Yosemite National Park in California is visited by 3.7 million people each year, and most spend their time in Yosemite Valley, a good-luck-finding-any-privacy campground strewn around modern amenities that would offend a true outdoorsman. Apart from this (though it’s not a bad choice for families on the camping grind), the valley is a solid base for exploring the rest of the park’s features, from cliff faces and waterfalls to mountain peaks and hiking trails. A few highlights:
Bridalveil Fall – A 617 ft. fall just outside Yosemite Valley. The native tribe who once lived near this fall thought that breathing in its mist improved luck in marriage, and when the wind picks up visitors will notice that the fall gives the appearance of falling sideways.
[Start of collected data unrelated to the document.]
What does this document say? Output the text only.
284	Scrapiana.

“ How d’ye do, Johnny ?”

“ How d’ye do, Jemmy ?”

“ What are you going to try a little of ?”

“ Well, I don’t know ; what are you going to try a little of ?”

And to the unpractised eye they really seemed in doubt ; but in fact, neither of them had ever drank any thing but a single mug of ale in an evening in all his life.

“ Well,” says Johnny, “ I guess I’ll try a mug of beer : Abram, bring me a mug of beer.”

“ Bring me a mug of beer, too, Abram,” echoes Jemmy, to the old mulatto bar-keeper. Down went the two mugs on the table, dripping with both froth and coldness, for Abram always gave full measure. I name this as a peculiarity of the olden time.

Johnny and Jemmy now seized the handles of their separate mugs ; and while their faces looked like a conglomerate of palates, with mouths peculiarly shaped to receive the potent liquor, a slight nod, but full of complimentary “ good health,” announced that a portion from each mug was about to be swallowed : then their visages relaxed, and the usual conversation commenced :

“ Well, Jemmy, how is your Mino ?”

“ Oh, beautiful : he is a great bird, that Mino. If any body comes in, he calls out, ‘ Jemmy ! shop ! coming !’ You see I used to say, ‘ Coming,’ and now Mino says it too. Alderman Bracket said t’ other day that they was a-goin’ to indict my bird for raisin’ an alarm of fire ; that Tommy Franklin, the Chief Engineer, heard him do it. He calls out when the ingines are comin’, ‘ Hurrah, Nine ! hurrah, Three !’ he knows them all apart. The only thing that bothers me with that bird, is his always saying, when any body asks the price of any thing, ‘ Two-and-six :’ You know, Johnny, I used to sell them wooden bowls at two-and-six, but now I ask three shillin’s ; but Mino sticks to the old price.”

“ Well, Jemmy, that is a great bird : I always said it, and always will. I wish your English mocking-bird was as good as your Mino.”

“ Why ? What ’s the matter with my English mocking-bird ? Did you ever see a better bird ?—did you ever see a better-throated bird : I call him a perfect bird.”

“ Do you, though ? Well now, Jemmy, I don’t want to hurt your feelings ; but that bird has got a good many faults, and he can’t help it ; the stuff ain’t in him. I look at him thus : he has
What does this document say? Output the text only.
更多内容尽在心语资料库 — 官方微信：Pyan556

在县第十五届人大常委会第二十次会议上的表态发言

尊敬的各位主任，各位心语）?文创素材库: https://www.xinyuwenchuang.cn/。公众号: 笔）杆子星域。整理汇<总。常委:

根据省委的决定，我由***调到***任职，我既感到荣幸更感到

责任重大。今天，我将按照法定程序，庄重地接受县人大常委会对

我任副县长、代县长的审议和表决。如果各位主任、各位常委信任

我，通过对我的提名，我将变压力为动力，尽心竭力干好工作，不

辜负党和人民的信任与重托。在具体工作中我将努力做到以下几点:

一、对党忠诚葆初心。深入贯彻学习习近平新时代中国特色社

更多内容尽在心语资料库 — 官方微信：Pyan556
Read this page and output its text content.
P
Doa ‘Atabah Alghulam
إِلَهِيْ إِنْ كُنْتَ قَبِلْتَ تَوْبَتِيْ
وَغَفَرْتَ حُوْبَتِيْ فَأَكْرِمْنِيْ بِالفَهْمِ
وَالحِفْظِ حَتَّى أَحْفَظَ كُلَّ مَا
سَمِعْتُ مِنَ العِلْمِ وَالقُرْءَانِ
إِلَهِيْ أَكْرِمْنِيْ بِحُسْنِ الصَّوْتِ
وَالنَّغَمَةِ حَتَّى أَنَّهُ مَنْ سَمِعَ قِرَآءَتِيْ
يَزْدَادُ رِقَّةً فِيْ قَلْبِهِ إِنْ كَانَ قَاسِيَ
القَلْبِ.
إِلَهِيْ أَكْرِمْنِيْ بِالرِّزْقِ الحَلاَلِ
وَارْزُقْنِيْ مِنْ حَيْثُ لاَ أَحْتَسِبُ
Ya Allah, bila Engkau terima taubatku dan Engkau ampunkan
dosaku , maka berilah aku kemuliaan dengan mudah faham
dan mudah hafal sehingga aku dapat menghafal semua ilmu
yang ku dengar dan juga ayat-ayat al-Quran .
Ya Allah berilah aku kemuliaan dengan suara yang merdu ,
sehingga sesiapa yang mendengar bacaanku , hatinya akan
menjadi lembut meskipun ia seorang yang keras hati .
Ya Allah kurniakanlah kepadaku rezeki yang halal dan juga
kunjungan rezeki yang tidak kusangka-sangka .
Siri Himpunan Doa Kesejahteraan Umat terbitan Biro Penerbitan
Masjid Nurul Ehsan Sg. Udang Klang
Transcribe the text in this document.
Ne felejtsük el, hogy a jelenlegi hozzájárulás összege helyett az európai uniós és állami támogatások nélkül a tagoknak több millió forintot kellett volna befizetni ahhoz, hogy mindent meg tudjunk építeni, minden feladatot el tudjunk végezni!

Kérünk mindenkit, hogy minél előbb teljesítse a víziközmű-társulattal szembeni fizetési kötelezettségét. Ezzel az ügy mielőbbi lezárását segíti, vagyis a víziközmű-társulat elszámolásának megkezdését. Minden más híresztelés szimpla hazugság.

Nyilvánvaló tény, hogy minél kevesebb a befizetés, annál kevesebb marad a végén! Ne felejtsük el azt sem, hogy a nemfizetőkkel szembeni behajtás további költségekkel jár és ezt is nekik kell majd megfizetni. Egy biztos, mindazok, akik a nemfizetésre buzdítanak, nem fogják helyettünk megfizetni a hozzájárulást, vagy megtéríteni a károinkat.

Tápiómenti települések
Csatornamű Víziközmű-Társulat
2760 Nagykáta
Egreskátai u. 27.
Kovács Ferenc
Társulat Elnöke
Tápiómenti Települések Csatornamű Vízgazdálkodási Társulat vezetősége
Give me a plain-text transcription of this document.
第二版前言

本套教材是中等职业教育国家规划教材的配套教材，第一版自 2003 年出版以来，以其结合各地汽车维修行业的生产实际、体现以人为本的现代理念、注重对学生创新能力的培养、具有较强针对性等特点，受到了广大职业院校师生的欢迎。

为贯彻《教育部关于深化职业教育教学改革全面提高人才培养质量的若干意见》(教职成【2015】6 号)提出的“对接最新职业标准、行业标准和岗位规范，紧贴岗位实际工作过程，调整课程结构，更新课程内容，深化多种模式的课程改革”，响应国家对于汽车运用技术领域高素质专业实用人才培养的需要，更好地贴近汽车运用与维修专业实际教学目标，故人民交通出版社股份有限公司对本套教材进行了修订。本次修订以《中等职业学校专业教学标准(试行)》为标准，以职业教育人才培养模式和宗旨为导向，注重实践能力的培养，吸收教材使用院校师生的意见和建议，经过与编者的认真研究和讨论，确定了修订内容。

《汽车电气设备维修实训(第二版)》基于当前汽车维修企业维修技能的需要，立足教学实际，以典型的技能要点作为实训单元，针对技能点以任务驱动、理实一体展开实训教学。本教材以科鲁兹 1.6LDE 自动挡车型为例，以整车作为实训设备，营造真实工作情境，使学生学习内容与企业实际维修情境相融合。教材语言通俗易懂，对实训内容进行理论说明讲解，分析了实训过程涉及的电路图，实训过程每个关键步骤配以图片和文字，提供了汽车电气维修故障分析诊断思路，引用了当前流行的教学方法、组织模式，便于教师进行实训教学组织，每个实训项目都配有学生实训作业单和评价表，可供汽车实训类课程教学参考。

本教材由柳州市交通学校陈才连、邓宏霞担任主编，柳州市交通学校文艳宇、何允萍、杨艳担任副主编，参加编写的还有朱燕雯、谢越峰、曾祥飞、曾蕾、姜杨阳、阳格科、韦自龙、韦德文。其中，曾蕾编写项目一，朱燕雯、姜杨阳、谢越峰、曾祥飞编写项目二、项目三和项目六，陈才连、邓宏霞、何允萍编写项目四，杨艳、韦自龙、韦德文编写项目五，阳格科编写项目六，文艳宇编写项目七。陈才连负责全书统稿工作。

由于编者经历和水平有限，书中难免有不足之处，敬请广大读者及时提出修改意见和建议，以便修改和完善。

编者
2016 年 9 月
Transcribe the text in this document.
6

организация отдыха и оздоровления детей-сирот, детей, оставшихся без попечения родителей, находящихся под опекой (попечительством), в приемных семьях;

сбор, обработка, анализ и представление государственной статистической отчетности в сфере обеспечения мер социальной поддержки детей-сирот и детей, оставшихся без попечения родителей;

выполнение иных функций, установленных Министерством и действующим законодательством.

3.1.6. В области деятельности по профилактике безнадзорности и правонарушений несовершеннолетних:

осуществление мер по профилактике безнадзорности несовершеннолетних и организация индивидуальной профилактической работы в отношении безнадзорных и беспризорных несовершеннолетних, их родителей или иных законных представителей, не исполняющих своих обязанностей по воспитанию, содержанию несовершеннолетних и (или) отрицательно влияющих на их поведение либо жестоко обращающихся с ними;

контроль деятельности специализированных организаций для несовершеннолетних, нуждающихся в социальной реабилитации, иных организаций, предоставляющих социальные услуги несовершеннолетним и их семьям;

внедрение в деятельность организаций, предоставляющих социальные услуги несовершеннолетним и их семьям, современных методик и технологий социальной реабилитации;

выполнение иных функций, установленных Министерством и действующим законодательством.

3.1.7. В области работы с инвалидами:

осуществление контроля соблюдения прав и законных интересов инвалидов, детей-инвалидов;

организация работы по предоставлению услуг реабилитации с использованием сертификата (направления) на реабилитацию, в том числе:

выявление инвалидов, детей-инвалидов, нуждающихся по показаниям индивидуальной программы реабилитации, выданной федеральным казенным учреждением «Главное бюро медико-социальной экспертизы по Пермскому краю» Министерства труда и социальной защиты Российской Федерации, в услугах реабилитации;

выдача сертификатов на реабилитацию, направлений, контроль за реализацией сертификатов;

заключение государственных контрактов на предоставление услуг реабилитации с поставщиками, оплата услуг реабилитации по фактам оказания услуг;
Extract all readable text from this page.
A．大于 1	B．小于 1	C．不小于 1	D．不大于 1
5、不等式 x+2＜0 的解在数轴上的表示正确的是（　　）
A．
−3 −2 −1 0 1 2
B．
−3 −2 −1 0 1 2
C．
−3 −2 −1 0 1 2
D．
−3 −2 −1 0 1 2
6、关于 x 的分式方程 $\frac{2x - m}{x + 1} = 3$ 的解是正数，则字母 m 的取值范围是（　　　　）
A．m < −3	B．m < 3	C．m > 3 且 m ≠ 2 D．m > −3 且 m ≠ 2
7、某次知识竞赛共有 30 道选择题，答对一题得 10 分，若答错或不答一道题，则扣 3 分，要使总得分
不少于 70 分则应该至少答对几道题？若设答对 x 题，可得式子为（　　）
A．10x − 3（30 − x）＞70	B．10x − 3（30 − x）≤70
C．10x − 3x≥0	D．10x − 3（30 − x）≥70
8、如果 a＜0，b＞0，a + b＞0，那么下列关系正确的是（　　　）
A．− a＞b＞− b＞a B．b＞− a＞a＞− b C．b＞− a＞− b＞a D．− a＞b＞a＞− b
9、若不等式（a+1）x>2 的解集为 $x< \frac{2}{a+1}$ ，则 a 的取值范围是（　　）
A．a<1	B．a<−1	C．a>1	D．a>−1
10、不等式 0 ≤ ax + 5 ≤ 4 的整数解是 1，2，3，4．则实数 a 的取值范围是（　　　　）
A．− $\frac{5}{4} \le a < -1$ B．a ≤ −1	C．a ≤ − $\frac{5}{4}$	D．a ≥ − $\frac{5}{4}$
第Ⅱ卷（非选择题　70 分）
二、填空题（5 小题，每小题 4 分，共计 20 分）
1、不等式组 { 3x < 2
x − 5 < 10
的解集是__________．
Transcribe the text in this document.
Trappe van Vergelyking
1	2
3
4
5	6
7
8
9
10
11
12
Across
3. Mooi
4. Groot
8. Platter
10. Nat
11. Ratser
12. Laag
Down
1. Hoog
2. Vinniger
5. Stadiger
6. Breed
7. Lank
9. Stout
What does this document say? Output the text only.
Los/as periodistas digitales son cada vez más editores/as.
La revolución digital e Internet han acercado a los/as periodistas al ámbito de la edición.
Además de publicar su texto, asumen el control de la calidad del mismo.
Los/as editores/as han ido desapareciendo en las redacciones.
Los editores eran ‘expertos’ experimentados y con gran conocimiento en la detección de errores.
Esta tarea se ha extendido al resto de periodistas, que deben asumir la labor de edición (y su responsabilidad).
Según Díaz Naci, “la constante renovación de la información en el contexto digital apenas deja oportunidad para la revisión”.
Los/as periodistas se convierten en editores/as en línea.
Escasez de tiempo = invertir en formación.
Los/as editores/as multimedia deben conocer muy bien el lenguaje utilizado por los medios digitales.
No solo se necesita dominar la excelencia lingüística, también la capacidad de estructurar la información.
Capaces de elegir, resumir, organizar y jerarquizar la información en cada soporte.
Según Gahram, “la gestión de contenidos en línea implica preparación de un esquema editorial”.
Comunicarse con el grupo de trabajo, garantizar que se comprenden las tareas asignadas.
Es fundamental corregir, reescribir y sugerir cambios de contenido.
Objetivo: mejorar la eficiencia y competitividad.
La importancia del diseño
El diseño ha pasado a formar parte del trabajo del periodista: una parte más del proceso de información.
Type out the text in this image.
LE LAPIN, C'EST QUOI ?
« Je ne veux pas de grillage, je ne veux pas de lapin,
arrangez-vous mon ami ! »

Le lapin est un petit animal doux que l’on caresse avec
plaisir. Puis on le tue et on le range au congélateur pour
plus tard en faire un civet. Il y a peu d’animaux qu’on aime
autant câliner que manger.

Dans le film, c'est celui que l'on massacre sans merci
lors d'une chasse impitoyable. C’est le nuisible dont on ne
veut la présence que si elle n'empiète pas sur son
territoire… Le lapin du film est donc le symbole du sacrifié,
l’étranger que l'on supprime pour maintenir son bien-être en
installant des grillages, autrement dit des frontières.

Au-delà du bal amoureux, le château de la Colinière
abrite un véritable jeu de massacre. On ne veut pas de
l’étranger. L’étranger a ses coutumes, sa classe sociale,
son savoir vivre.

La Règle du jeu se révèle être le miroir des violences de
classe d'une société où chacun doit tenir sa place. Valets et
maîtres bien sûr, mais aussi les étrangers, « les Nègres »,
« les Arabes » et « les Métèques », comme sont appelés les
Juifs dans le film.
Tradition seems to be to carve your name in a large log that lies alongside the fall’s trail.
Glacier Point – A scenic overlook at the south end of Yosemite Valley, Glacier Point provides spectacular views of Half Dome, Nevada Fall and other popular features of the park. Visit at sunset (during warmer months) for an outdoor presentation given by one of Yosemite’s park rangers.
Half Dome – Pictured above (as viewed from Glacier Point), thousands of crazies ascend it each year, using steel cables bolted down along the final stretch of the trail to reach the top of this granite crest. Was I game to hike the strenuous 8.5 mile trail that climbs 4,800 ft to Half Dome’s peak? Review those numbers (and note a lack of telling photos) and take a guess.
Tunnel View – Ne’er has a destination in Yosemite National Park been so photographed. Tunnel view, at the east end of Wawona Tunnel (hence the name), is an overlook famous for its views of iconic formations like El Capitan, Half Dome and Bridalveil Fall. Push your way to the front of the crowd for the Yosemite photo to make your friends jealous.
El Capitan – A 3,000 ft. tall cliff of solid granite, El Capitan is a popular destination for rock climbers and a source of controversy within the base jumping community, many of whom wish the sport would became legal within the park (restrictions certainly haven’t kept a few rebels from doing it anyway). The less athletically inclined set (look this way) can always admire El Capitan from the safe floor of Yosemite Valley.
Tuolumne Meadows – In the nicest way possible, while scenic, Tuolumne Meadows isn’t much to look at compared to the more rugged regions of the park – but these meadows at the eastern edge of Yosemite National Park offer camping, hiking and access to plenty of rock climbing. Tuolumne’s biggest perk: it’s not nearly as crowded as its similarly flat counterpart, Yosemite Valley. That in itself is something.
Tioga Pass Road – Bypass this paragraph if visiting during winter; Tioga Pass Road, an east-west route through the Sierra Nevadas, more or less closes up mid-October through May. If accessible, drive the pass to feel “above the park” at an elevation of nearly 10,000 ft. and consider venturing outside of Yosemite National Park via its eastern gate to see the alienesque Mono Lake.